Inheritance Tax

Inheritance Tax

GS-3: Tax System

(IAS/UPPCS)

Relevant for Prelims:

Inheritance Tax, Progressive Tax, Wealth Tax, Gift Tax, Wealth Duty Act-1953, Income Tax Act-1961.

Relevant for Mains:

About inheritance tax, Its advantages and disadvantages, Conclusion.

25/04/2024

Source: IE

 

Context:

In recent times, inheritance tax is in discussion between Congress and BJP in the country. Sam Pitroda, former advisor to Rajiv Gandhi and aide to Rahul Gandhi, described the inheritance tax implemented in the United States as an "important law".

  • This article comprehensively discusses the use of inheritance tax as a tool for redistributing wealth to address income inequality, covering the advantages and disadvantages of inheritance tax.
  • According to financial experts, in India, someone's created wealth and ancestral property gets transferred to his legal heirs like children, grandchildren or related people after his death. Inheritance tax is levied on this inheritance in many countries including America.
  • The inheritance tax implemented in America means that if someone has property worth $100 million, then after death only 45 percent of his property can be transferred to his children. The government takes 55 percent of the total property. This law says that you created wealth in your generation and now you are leaving, in such a situation you should leave your wealth to the public – not all, but half.

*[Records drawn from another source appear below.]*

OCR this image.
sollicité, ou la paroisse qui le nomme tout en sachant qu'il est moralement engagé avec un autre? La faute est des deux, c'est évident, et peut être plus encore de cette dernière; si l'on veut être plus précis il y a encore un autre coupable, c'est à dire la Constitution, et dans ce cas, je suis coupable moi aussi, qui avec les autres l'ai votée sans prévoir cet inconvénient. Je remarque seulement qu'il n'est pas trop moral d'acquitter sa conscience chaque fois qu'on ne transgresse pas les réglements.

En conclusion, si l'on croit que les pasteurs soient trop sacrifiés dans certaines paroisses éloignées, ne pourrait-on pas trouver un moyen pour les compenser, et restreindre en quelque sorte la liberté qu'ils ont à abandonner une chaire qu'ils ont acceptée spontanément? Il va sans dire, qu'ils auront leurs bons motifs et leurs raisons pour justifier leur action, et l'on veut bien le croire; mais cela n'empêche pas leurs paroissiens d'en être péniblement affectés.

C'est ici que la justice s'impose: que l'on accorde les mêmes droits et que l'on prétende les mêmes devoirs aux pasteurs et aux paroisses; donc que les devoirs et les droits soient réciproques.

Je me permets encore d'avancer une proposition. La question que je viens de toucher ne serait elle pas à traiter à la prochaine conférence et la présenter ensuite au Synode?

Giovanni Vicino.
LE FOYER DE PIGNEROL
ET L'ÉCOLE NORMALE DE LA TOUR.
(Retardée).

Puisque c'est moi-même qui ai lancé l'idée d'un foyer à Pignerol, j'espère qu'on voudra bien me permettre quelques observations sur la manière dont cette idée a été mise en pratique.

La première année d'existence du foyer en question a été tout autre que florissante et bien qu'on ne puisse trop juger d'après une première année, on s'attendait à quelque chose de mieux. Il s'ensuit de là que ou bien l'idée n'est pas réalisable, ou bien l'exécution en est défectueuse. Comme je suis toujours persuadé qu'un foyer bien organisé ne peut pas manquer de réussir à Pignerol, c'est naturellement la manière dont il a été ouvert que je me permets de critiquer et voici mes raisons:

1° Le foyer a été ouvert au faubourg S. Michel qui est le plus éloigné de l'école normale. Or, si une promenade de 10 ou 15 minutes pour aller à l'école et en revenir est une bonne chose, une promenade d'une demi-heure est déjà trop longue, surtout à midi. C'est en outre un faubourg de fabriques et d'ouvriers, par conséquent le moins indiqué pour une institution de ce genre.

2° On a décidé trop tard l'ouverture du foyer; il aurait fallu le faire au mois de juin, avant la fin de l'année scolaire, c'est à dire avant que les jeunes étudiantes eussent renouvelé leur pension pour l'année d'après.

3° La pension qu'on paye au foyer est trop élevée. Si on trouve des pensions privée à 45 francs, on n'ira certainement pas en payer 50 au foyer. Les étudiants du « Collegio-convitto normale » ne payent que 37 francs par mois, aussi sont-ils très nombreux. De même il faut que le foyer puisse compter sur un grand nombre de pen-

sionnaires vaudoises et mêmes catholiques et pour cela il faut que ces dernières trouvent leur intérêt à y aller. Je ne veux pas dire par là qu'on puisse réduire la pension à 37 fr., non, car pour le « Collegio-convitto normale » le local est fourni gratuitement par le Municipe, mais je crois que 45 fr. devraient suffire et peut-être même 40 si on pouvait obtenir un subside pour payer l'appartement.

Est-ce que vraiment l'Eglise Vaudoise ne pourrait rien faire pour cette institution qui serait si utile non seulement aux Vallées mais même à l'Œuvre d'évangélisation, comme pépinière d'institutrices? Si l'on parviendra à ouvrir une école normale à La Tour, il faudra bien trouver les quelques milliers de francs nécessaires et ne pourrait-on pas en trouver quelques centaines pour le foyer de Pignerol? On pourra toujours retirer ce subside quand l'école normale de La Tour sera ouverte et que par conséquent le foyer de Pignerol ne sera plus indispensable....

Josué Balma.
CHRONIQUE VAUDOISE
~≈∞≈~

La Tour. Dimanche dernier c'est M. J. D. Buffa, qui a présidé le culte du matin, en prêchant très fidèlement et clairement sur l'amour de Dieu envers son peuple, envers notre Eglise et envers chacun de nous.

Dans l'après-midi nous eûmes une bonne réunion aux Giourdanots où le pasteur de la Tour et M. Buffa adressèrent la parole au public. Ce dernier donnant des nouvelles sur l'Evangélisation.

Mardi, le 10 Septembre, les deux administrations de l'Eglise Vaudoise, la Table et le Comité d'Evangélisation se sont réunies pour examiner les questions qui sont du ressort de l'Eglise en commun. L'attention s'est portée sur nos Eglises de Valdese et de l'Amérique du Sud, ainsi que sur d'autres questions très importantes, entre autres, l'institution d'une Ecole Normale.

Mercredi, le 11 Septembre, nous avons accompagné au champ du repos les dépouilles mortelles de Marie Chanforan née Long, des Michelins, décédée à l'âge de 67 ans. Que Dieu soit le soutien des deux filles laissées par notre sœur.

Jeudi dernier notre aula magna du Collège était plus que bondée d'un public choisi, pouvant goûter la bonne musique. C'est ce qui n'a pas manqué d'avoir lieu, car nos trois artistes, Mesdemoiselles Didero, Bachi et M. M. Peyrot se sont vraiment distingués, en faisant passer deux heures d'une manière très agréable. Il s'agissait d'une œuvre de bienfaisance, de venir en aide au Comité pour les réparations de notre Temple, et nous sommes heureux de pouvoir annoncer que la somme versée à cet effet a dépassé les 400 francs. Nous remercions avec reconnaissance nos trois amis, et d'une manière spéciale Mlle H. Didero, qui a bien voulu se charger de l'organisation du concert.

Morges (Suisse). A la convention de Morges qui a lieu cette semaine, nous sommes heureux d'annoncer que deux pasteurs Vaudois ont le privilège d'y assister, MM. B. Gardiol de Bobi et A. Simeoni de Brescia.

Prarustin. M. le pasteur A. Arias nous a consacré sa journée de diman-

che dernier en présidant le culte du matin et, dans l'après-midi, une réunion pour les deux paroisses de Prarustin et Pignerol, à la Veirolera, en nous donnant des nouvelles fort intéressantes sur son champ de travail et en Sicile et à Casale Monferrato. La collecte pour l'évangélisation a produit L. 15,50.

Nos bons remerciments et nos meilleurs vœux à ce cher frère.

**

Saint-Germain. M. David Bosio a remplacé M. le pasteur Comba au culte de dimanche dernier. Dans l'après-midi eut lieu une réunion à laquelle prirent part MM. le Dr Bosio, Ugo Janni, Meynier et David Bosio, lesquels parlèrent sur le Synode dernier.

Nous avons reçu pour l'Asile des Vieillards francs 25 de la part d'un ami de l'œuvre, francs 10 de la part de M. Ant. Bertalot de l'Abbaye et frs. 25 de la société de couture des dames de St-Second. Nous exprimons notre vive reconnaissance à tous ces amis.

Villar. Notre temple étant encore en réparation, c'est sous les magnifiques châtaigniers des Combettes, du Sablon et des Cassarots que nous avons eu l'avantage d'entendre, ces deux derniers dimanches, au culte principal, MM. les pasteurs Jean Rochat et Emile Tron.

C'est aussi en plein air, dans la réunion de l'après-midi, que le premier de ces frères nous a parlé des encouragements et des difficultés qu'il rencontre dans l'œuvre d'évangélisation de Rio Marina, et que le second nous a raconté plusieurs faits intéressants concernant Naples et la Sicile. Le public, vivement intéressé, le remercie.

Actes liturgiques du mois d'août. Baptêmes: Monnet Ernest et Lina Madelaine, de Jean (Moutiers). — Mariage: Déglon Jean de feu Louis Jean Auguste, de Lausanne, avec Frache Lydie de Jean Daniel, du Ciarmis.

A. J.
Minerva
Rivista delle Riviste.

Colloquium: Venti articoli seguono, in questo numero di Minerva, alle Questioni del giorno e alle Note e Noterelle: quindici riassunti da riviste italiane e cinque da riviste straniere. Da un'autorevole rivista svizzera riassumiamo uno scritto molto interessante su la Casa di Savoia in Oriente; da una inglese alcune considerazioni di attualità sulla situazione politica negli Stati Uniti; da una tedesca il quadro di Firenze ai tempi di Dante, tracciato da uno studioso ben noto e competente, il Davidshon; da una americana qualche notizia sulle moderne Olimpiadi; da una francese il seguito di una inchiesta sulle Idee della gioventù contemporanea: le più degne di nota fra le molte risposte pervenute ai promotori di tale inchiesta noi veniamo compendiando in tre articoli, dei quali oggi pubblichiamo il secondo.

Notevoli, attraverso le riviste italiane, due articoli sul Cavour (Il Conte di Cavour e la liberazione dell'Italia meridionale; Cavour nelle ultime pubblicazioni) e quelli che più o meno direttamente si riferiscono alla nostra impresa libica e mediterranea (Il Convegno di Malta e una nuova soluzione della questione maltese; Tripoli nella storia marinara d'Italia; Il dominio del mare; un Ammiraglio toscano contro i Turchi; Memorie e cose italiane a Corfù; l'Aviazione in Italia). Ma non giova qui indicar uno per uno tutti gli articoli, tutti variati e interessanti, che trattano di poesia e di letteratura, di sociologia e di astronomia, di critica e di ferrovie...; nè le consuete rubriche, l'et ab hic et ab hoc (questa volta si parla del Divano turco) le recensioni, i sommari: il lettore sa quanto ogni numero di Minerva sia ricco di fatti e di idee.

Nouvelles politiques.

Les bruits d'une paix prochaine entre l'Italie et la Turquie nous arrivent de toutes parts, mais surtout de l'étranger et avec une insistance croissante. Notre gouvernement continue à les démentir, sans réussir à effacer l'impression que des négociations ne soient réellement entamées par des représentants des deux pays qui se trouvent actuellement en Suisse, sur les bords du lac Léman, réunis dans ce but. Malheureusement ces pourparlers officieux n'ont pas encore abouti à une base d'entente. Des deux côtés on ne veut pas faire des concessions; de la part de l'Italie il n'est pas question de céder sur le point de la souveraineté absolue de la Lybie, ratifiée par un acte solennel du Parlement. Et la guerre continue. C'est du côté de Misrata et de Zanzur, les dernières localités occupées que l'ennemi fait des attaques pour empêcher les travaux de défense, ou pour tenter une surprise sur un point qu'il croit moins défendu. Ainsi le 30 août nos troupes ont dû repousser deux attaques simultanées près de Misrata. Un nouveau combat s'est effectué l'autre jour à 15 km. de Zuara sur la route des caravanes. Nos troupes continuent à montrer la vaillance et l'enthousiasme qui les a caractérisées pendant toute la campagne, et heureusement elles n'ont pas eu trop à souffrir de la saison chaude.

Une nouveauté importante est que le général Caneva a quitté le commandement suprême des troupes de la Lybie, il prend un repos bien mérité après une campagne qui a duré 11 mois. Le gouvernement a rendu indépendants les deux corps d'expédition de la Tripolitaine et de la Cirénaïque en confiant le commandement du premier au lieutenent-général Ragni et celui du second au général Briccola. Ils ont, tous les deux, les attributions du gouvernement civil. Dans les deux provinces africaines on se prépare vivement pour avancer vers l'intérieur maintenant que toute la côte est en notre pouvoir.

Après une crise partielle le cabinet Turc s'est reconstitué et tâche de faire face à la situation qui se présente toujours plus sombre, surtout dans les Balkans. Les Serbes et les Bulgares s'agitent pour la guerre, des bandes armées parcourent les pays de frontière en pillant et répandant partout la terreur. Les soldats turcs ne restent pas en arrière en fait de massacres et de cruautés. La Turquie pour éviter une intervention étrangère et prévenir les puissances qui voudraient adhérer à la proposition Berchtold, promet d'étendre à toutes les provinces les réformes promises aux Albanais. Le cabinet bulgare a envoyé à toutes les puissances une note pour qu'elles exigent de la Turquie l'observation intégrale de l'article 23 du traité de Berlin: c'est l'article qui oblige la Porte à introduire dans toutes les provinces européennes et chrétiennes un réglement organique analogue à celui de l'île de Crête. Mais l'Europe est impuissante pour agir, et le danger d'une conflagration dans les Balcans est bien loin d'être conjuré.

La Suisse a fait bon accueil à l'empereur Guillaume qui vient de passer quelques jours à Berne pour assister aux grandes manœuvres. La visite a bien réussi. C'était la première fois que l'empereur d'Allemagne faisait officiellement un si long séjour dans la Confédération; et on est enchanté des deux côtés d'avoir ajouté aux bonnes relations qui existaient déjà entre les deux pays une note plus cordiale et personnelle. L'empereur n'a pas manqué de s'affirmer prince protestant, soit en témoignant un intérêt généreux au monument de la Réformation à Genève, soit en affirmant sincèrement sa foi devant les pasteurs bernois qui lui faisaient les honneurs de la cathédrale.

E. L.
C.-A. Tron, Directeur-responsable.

Global tax proposals and applicable rates:

  • There is a growing demand to tax billionaires globally to create a more equitable society. There has been discussion of a proposal to impose a minimum corporate tax rate globally and a minimum 25% tax on taxpayers with assets above $100 million in the US.
  • France and Brazil have pushed for a G20 announcement to tax the super-rich by July.
  • The Narendra Modi government announced in the Budget 2015-16 the abolition of wealth tax and replacing it with a surcharge on the super-rich.
  • According to Source “Family Business Coalition”, Japan collects the highest inheritance tax in the world.
  • Currently, inheritance tax laws are not applicable in these countries: India, Russia, Portugal, Sweden, Hong Kong, Hungary, Singapore, Norway

 

 

Ranking

Country 

Inheritance

Tax rate

1

2

3

4

5

6

7

8

9

10

Japan

South Korea

France

 United Kingdom

America 

 spain 

 Ireland

Belgium 

Germany 

Chile     

55%

50%

45%

40%

40%

34%

33%

30%

30%

25%

 

Source: “Family Business Coalition

                                

About Inheritance Tax:

  • Inheritance tax, also known as estate tax or death tax, is a tax that is levied on the transfer of property or assets from the deceased to their heirs.

Inheritance Tax in India:

  • India once had an inheritance (or death) tax. This tax, introduced in 1953, was known as wealth duty.
  • In the year 1953, the Property Duty Act, 1953 was enacted to determine the property tax. This Act was amended in the year 1958 to amend taxes.
  • This tax was abolished in the year 1985 under the leadership of Rajiv Gandhi's government.
  • India also had a wealth tax and a gift tax, which were abolished in 2015 and 1998 respectively.
  • The wealth duty abolished in India was inheritance tax with a limit of Rs 1 lakh, and progressive tax rates ranging from 5% to 40% on the value of property above Rs 20 lakh.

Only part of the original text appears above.